While attempting to update readers on a new experimental approach for heart disease, this article did not clearly explain that the use of autologous bone marrow stem cells in the treatment of ischemic heart disease was, indeed, an experimental approach currently being evaluated for safety and effectiveness. The results of some recent studies suggest that this approach may hold some promise for some patients. But it should have been emphasized, as in the New England Journal of Medicine editorials, that the effects were clinically marginal, even if statistically significant. It should have been emphasized that the studies were not all positive. The cheaper and well established alternative therapies are relevant but were not discussed in this story. Only about half of patients who have previously had a heart attack are taking the cheap medications we already know could be helping them prolong their lives.
There was no mention of any risks associated with the experimental approach, which is delivered as an intracoronary infusion, nor was there any discussion of short term vs. long term benefit that may be come from this approach. There was also no discussion of what this approach might cost.
There were no estimates for the cost of this experimental approach.
While it was interesting to see the results presented in terms of percent improvement, the article ought to have included some information regarding the statistical and clinical significance of these results. The editorialists in the New England Journal of Medicine emphasize that the findings may be statistically significant but not clinically significant. The author of the news article should be commended for mentioning both absolute benefit (2.9%) as well as relative benefit (7%). But missing the points raised in the editorial is a problem.
There was no mention of any harms associated with the experimental approach. The article mentioned that patients received an infusion of stem cells. It did not mention that the infusion was intracoronary. Readers should be told the details of the process and the potential risks.
The evidence for this article comes from three studies presented in a single recent issue of the New England Journal of Medicine. The author fails to put the most positive study into context with the other two. One of the three studies showed no benefit, and this should be emphasized at the outset. The article was less clear than it ought to be about the nature of the studies.
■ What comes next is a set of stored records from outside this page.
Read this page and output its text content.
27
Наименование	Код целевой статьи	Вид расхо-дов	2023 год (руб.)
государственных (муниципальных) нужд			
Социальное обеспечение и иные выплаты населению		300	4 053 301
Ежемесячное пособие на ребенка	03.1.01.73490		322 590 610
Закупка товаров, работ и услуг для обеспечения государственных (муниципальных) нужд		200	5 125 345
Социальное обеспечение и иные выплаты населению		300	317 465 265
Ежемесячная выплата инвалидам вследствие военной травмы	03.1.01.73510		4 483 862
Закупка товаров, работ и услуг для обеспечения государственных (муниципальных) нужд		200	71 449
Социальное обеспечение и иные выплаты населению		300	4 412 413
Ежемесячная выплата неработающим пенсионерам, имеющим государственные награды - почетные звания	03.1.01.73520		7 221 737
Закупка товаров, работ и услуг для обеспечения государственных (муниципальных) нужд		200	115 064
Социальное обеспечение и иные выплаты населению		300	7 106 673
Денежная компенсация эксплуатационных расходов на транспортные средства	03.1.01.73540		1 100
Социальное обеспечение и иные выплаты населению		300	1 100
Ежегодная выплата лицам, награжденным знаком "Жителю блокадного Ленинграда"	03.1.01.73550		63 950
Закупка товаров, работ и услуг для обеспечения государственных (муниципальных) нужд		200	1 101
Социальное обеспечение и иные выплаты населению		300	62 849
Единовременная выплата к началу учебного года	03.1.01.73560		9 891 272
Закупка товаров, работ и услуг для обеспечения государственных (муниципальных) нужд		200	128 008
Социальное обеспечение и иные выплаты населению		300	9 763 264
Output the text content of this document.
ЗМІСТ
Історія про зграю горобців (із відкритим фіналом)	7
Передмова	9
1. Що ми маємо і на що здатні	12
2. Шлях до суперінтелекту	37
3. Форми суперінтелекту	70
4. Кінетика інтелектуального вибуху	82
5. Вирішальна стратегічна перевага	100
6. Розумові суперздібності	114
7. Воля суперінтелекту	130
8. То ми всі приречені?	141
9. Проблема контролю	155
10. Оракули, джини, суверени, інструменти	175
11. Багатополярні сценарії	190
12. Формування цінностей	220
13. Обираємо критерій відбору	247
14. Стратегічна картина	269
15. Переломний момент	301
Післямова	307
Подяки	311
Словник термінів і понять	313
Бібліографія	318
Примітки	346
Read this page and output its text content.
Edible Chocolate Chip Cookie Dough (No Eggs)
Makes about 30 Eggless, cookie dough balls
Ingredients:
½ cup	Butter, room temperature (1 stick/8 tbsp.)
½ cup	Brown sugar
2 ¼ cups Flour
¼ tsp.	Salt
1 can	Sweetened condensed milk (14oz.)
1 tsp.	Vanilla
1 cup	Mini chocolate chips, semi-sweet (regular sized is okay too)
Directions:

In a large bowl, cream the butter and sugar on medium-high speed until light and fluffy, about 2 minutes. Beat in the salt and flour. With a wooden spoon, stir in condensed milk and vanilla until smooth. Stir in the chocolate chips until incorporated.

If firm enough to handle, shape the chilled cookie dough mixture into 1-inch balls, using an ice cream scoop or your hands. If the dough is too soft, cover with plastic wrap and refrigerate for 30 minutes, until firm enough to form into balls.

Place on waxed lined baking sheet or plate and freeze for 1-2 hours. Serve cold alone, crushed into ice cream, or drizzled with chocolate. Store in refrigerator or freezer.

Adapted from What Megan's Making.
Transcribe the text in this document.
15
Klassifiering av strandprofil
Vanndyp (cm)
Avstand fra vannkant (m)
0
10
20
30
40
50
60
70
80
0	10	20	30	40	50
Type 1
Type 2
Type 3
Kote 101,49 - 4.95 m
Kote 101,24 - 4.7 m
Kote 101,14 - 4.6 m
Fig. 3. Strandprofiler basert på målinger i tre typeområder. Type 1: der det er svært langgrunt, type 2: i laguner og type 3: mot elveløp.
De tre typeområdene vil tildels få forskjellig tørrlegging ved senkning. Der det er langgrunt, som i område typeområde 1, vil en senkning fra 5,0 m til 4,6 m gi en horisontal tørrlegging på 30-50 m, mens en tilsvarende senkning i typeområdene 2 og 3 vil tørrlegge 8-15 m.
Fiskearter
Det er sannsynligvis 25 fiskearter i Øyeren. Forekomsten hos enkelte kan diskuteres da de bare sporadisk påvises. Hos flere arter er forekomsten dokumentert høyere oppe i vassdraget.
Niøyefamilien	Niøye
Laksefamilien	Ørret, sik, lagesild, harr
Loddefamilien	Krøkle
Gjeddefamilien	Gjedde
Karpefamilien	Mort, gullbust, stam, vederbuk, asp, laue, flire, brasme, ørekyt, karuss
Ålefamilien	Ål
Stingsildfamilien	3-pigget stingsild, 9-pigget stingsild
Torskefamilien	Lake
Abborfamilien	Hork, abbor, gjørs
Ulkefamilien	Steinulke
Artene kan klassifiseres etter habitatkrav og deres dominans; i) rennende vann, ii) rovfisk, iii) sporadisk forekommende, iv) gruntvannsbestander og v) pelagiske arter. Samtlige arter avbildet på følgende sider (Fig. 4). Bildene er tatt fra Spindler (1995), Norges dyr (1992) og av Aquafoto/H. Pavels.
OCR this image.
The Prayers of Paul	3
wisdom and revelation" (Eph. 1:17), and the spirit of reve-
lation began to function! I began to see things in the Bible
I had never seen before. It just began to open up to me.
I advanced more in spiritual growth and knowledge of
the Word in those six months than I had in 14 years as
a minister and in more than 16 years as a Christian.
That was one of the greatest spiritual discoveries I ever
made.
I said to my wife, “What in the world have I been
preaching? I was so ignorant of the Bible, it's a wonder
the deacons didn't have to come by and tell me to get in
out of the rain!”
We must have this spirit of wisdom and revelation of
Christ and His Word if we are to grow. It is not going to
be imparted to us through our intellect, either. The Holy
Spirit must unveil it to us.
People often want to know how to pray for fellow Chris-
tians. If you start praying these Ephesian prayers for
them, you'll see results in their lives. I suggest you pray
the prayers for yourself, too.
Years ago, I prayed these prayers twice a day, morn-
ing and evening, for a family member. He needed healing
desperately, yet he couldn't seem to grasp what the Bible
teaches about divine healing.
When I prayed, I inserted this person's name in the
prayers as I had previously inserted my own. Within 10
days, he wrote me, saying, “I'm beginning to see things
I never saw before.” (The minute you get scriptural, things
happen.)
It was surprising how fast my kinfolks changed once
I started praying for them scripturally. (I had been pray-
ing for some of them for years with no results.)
The article did provide estimates for the number of heart attacks and the number of lethal heart attacks per year. But it failed to indicate what proportion of the group having heart attacks might benefit from the experimental approach described. Are we to believe that this is for all “weakened hearts”? The subheadline reads “Even patients who suffered an episode decades ago can benefit.”
In addition to the information gleaned from the New England Journal of Medicine publications, this article contained additional quotes from clinicians in the field. One of experts quoted in the article is a senior author of one study. An accompanying editorial in the New England Journal of Medicine points out that after the research article was accepted for publication, this researcher formed a commercial venture using this stem-cell technique. The reader should know of the biases of the “experts.”
Midway though the article it mentioned that the patients in the study “were already receiving state-of-the-art drug treatments for their heart disease, including use of beta blockers and cholesterol-lowering statins”. Beyond this statement, there were no other details about treatments for ischemic heart disease.
The article failed to mention that the use of bone marrow stem cells in the treatment of ischemia is an experiment. In fact, it confuses the reader when it says “the researchers are uncertain why the therapy works.” It’s not a therapy yet; it’s an experiment, which the story goes on to admit when it says “stem cells may be gradually moving from the laboratory into viable human therapies.” Furthermore, the editorial in the New England Journal of Medicine accompanying the reports clearly recommends that this approach be limited to controlled experiments with willing subjects. But that editorial isn’t mentioned in the story.
This article reported on recent study results that were published in the New England Journal of Medicine. They represent the latest study results on the use of bone marrow stem cells as an experimental approach for ischemic heart disease. The article does not say what standard treatment is after a heart attack or for chronic congestive heart failure. While indeed stem cell infusion is novel, the reader of the article will not know why.
This article does not appear to rely exclusively on a press release.